Two Southwest Airlines planes collided on the tarmac at Rhode Island T.F. Green International Airport late Thursday night, and it was the passengers who first raised the alarm.
According to the Federal Aviation Administration, the wing of Southwest Flight 3515 made contact with the tail of Southwest Flight 3409 at approximately 10:45 p.m. as Flight 3515 pushed back onto a taxiway. Both planes were able to return to their gates, and all passengers deplaned without incident. No injuries were reported.
What made the episode more alarming than the collision itself was what happened in the moments after it. Passengers aboard Flight 3515 told local news station NBC 10 that the aircraft continued moving after making contact with the other plane. It took several people speaking up loudly before anyone in the cockpit responded to what had happened. One traveler, who had been moved to a window seat on the half-empty aircraft, said he watched the plane inch closer to the other but never anticipated an actual impact.

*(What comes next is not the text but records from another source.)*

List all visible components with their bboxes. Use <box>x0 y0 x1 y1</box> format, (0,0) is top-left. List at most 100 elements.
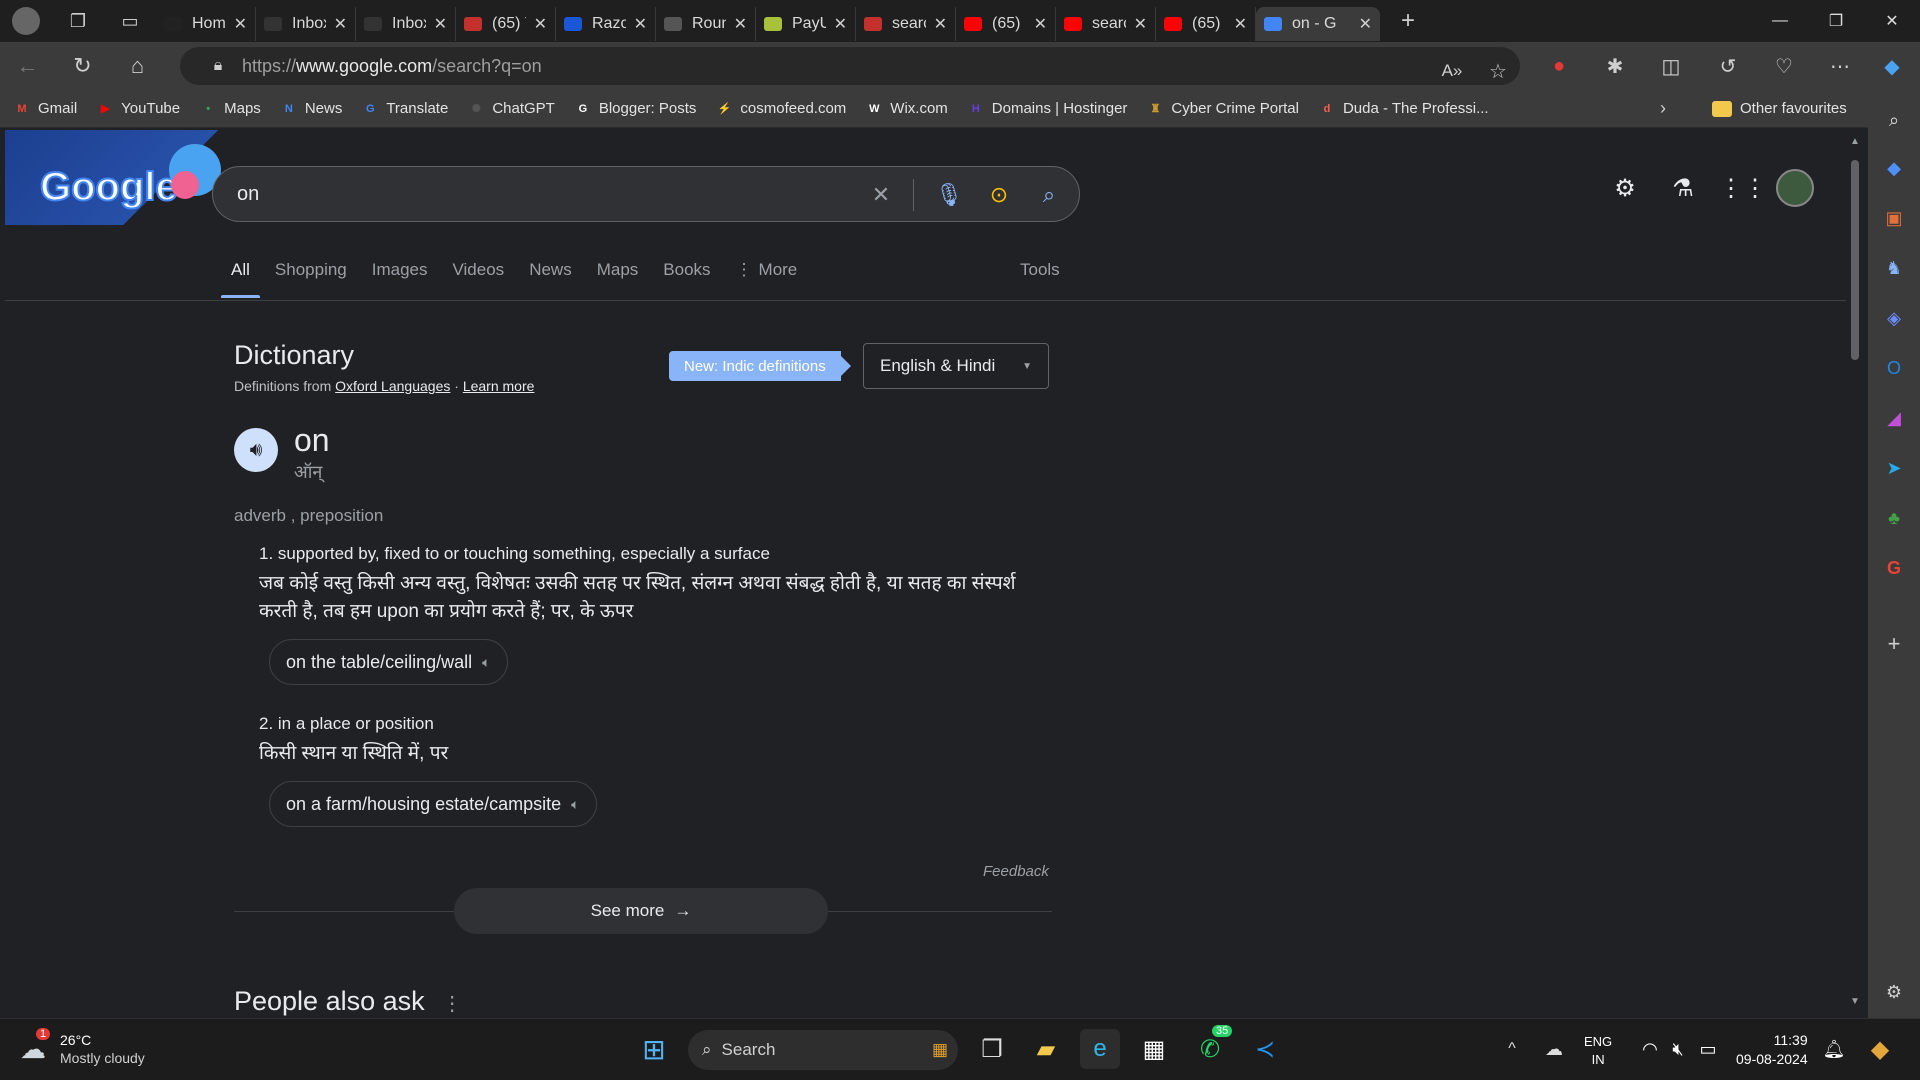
telegram-icon[interactable]: ➤ <box>1880 454 1908 482</box>
close-tab-icon[interactable]: ✕ <box>234 14 247 34</box>
browser-essentials-icon[interactable]: ♡ <box>1762 42 1806 90</box>
tools-button[interactable]: Tools <box>1020 260 1060 280</box>
shopping-tag-icon[interactable]: ◆ <box>1880 154 1908 182</box>
tools-icon[interactable]: ▣ <box>1880 204 1908 232</box>
apps-grid-icon[interactable]: ⋮⋮ <box>1719 168 1767 208</box>
edge-browser-icon[interactable]: e <box>1080 1029 1120 1069</box>
browser-tab[interactable]: (65) D ✕ <box>956 7 1056 41</box>
show-hidden-icons-chevron-icon[interactable]: ^ <box>1492 1029 1532 1069</box>
search-icon[interactable]: ⌕ <box>1880 106 1908 134</box>
task-view-icon[interactable]: ❐ <box>972 1029 1012 1069</box>
tab-all[interactable]: All <box>221 248 260 298</box>
browser-tab[interactable]: Inbox ✕ <box>256 7 356 41</box>
more-options-icon[interactable]: ⋮ <box>442 993 462 1015</box>
tab-images[interactable]: Images <box>372 248 428 292</box>
speaker-icon[interactable]: 🔈︎ <box>571 796 579 813</box>
games-icon[interactable]: ♞ <box>1880 254 1908 282</box>
example-1[interactable]: on the table/ceiling/wall 🔈︎ <box>269 639 508 685</box>
pronunciation-speaker-button[interactable]: 🔊︎ <box>234 428 278 472</box>
history-icon[interactable]: ↺ <box>1706 42 1750 90</box>
home-button[interactable]: ⌂ <box>110 42 165 90</box>
browser-tab[interactable]: Razorp ✕ <box>556 7 656 41</box>
close-tab-icon[interactable]: ✕ <box>1034 14 1047 34</box>
tab-maps[interactable]: Maps <box>597 248 639 292</box>
close-tab-icon[interactable]: ✕ <box>1134 14 1147 34</box>
browser-tab[interactable]: (65) M ✕ <box>1156 7 1256 41</box>
bookmark-item[interactable]: d Duda - The Professi... <box>1319 100 1489 117</box>
browser-tab[interactable]: PayU / ✕ <box>756 7 856 41</box>
vscode-icon[interactable]: ≺ <box>1245 1029 1285 1069</box>
browser-tab[interactable]: search ✕ <box>856 7 956 41</box>
lock-icon[interactable]: 🔒︎ <box>198 57 238 75</box>
onedrive-icon[interactable]: ☁ <box>1534 1029 1574 1069</box>
tab-videos[interactable]: Videos <box>453 248 505 292</box>
page-scrollbar[interactable]: ▲ ▼ <box>1846 130 1864 1018</box>
language-select[interactable]: English & Hindi ▼ <box>863 343 1049 389</box>
browser-tab[interactable]: Inbox ✕ <box>356 7 456 41</box>
tree-icon[interactable]: ♣ <box>1880 504 1908 532</box>
split-screen-icon[interactable]: ◫ <box>1649 42 1693 90</box>
settings-gear-icon[interactable]: ⚙ <box>1605 168 1645 208</box>
bookmark-item[interactable]: G Translate <box>362 100 448 117</box>
tab-news[interactable]: News <box>529 248 572 292</box>
outlook-icon[interactable]: O <box>1880 354 1908 382</box>
file-explorer-icon[interactable]: ▰ <box>1026 1029 1066 1069</box>
back-button[interactable]: ← <box>0 42 55 90</box>
tab-more[interactable]: ⋮ More <box>736 248 798 292</box>
bookmark-item[interactable]: W Wix.com <box>866 100 948 117</box>
minimize-button[interactable]: — <box>1752 0 1808 42</box>
browser-tab[interactable]: (65) Yc ✕ <box>456 7 556 41</box>
scroll-thumb[interactable] <box>1851 160 1859 360</box>
designer-icon[interactable]: ◢ <box>1880 404 1908 432</box>
feedback-link[interactable]: Feedback <box>983 863 1049 880</box>
example-2[interactable]: on a farm/housing estate/campsite 🔈︎ <box>269 781 597 827</box>
browser-tab[interactable]: Round ✕ <box>656 7 756 41</box>
add-sidebar-app-icon[interactable]: + <box>1880 630 1908 658</box>
close-tab-icon[interactable]: ✕ <box>534 14 547 34</box>
restore-button[interactable]: ❐ <box>1808 0 1864 42</box>
copilot-taskbar-icon[interactable]: ◆ <box>1860 1029 1900 1069</box>
learn-more-link[interactable]: Learn more <box>463 378 535 394</box>
copilot-app-icon[interactable]: ◈ <box>1880 304 1908 332</box>
bookmark-item[interactable]: • Maps <box>200 100 261 117</box>
avatar[interactable] <box>1775 168 1815 208</box>
clock[interactable]: 11:39 09-08-2024 <box>1736 1031 1808 1069</box>
search-icon[interactable]: ⌕ <box>1031 177 1067 213</box>
refresh-button[interactable]: ↻ <box>55 42 110 90</box>
lens-camera-icon[interactable]: ⊙ <box>981 177 1017 213</box>
scroll-up-arrow-icon[interactable]: ▲ <box>1850 136 1860 147</box>
search-input[interactable]: on <box>237 183 259 206</box>
new-tab-button[interactable]: + <box>1380 0 1436 42</box>
close-tab-icon[interactable]: ✕ <box>334 14 347 34</box>
more-menu-icon[interactable]: ⋯ <box>1818 42 1862 90</box>
bookmark-item[interactable]: G Blogger: Posts <box>575 100 697 117</box>
bookmark-item[interactable]: ✺ ChatGPT <box>468 100 555 117</box>
extensions-puzzle-icon[interactable]: ✱ <box>1593 42 1637 90</box>
clear-icon[interactable]: ✕ <box>863 177 899 213</box>
read-aloud-icon[interactable]: A» <box>1430 47 1474 95</box>
favorite-star-icon[interactable]: ☆ <box>1476 47 1520 95</box>
browser-tab[interactable]: on - G ✕ <box>1256 7 1380 41</box>
labs-flask-icon[interactable]: ⚗ <box>1663 168 1703 208</box>
bookmark-item[interactable]: M Gmail <box>14 100 77 117</box>
close-tab-icon[interactable]: ✕ <box>734 14 747 34</box>
address-bar[interactable]: 🔒︎ https://www.google.com/search?q=on A»… <box>180 47 1520 85</box>
bookmark-item[interactable]: ♜ Cyber Crime Portal <box>1147 100 1298 117</box>
sidebar-settings-icon[interactable]: ⚙ <box>1880 978 1908 1006</box>
vertical-tabs-icon[interactable]: ▭ <box>104 0 156 42</box>
microsoft-store-icon[interactable]: ▦ <box>1134 1029 1174 1069</box>
bookmark-item[interactable]: ⚡ cosmofeed.com <box>716 100 847 117</box>
bookmark-item[interactable]: ▶ YouTube <box>97 100 180 117</box>
browser-tab[interactable]: search ✕ <box>1056 7 1156 41</box>
see-more-button[interactable]: See more → <box>454 888 828 934</box>
bookmark-item[interactable]: H Domains | Hostinger <box>968 100 1128 117</box>
speaker-icon[interactable]: 🔈︎ <box>482 654 490 671</box>
close-tab-icon[interactable]: ✕ <box>834 14 847 34</box>
microphone-icon[interactable]: 🎙︎ <box>931 177 967 213</box>
close-tab-icon[interactable]: ✕ <box>634 14 647 34</box>
extension-icon[interactable]: ● <box>1537 42 1581 90</box>
tab-books[interactable]: Books <box>663 248 710 292</box>
other-favourites[interactable]: Other favourites <box>1712 100 1847 117</box>
windows-start-icon[interactable]: ⊞ <box>634 1029 674 1069</box>
search-box[interactable]: on ✕ 🎙︎ ⊙ ⌕ <box>212 166 1080 222</box>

The passenger described on social media how his flight had already been delayed six hours before the aircraft struck what he characterized as a parked plane while trying to leave the gate. Flight 3515 was subsequently canceled, with a rebooked departure set for Friday afternoon.
Southwest Airlines responds
Southwest Airlines confirmed it is aware of the incident and said both aircraft will undergo thorough inspections before returning to service. The airline also said it has made alternative arrangements for affected passengers.
The FAA confirmed it is investigating the collision. T.F. Green Airport directed media inquiries to the airline.
A pattern worth watching
The T.F. Green incident is not an isolated footnote for Southwest this year. In May, a Southwest flight bound for Maryland was forced to divert after its windshield cracked midflight. Earlier in 2026, the airline also updated its seating policy for plus-size passengers following public criticism of its previous approach.
For Southwest, the T.F. Green collision adds to a string of safety-adjacent headlines that have drawn renewed attention to the airline’s operational procedures. The FAA’s investigation will determine what, if any, procedural breakdowns contributed to the late-night tarmac incident and whether the crew’s initial failure to detect the collision raises additional concerns.
What passengers and investigators will want answered
The central question is straightforward. How did a commercial aircraft continue taxiing after making contact with another plane, and why did it fall to passengers rather than the flight crew to catch it?
Tarmac collisions, while not uncommon in the broader history of commercial aviation, are taken seriously by federal regulators precisely because of what they can escalate into. The FAA’s investigation will examine ground control communications, crew awareness protocols, and the physical damage to both aircraft.
Southwest has not indicated a timeline for completing its own internal review. The airline’s statement emphasized safety as its top priority, though passengers who lived through a six-hour delay followed by a jarring collision and an abrupt cancellation may take some convincing.